WAN HUA ZHENG I Das Meisterwerk von Jensen Huang / Von Liu Zhengrong

Jensen Huang, der CEO des amerikanischen Chipherstellers Nvidia, stellte sich am 17. Juli am Rande der China Supply Chain Expo in Peking 40 Minuten lang geduldig den Fragen der Medien, wie immer in der schwarzen Lederjacke, und bei 34 Grad Hitze. Da Huangs Chinesisch nicht konversationssicher ist, behalfen sich die zumeist jungen chinesischen Reporter mit mal gutem, mal holprigem Englisch. Huang blieb freundlich, zugewandt und beantwortete selbst konfusen Fragen mit selbstbewusster Klarheit. Dabei überhäufte er China mit geradezu überschwenglichem Lob.

So sagte er: „China is moving incredibly fast on AI, especially on the application level. Deepseek as the world’s first open-source reasoning model is no doubt a breakthrough.” Oder: „At the foundation level of AI, China’s education system has produced some of world’s finest AI researchers. About 50% of the global AI researchers are based in China.”

Jensen Huang hatte allen Grund zur guten Laune. Die Nachricht, dass er den H20 GPU – nach nur drei Monaten Unterbrechung – wieder nach China verkaufen darf, katapultierte Nvidias Börsenwert auf über vier Billionen US-Dollar. Während sich ganz Europa (und nicht nur hier) fragt, wie man im Spannungsfeld der sino-amerikanischen Rivalität navigiert, gelang Jensen Huang mit der H20-Wende ein Meisterstück: Er überzeugte Washington von einer Freigabe. Parallel konnte er den starken Widerstand in China gegen den H20-Import – eine außerhalb China kaum bekannte Tatsache – überwinden. China und die USA fühlen sich beide als Gewinner, irgendwie. In Wirklichkeit gewinnt Nvidia am besten.

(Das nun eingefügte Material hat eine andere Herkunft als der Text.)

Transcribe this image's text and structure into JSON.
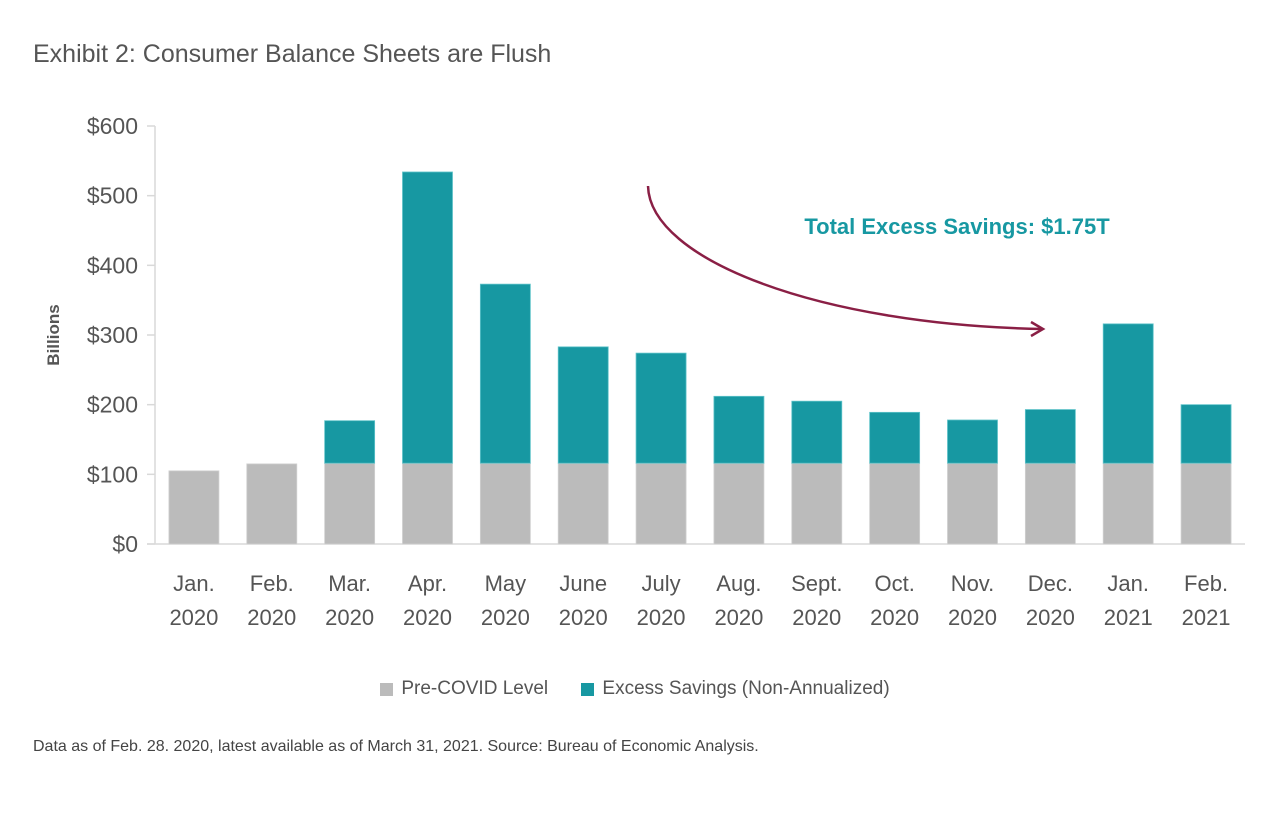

Die H20 GPU-Serie ist selbst eine „Sonderanfertigung“ der Geopolitik:

  • Oktober 2022: Exportverbot für High-end Chips A100 / H100 nach China. Nvidia reagierte mit der „Sonderedition“ A800/H800.
  • Oktober 2023: Der A800/H800 Export nach China wurde untersagt. NIVDIA bracht daraufhin die nochmals abgespeckte H20-Serie.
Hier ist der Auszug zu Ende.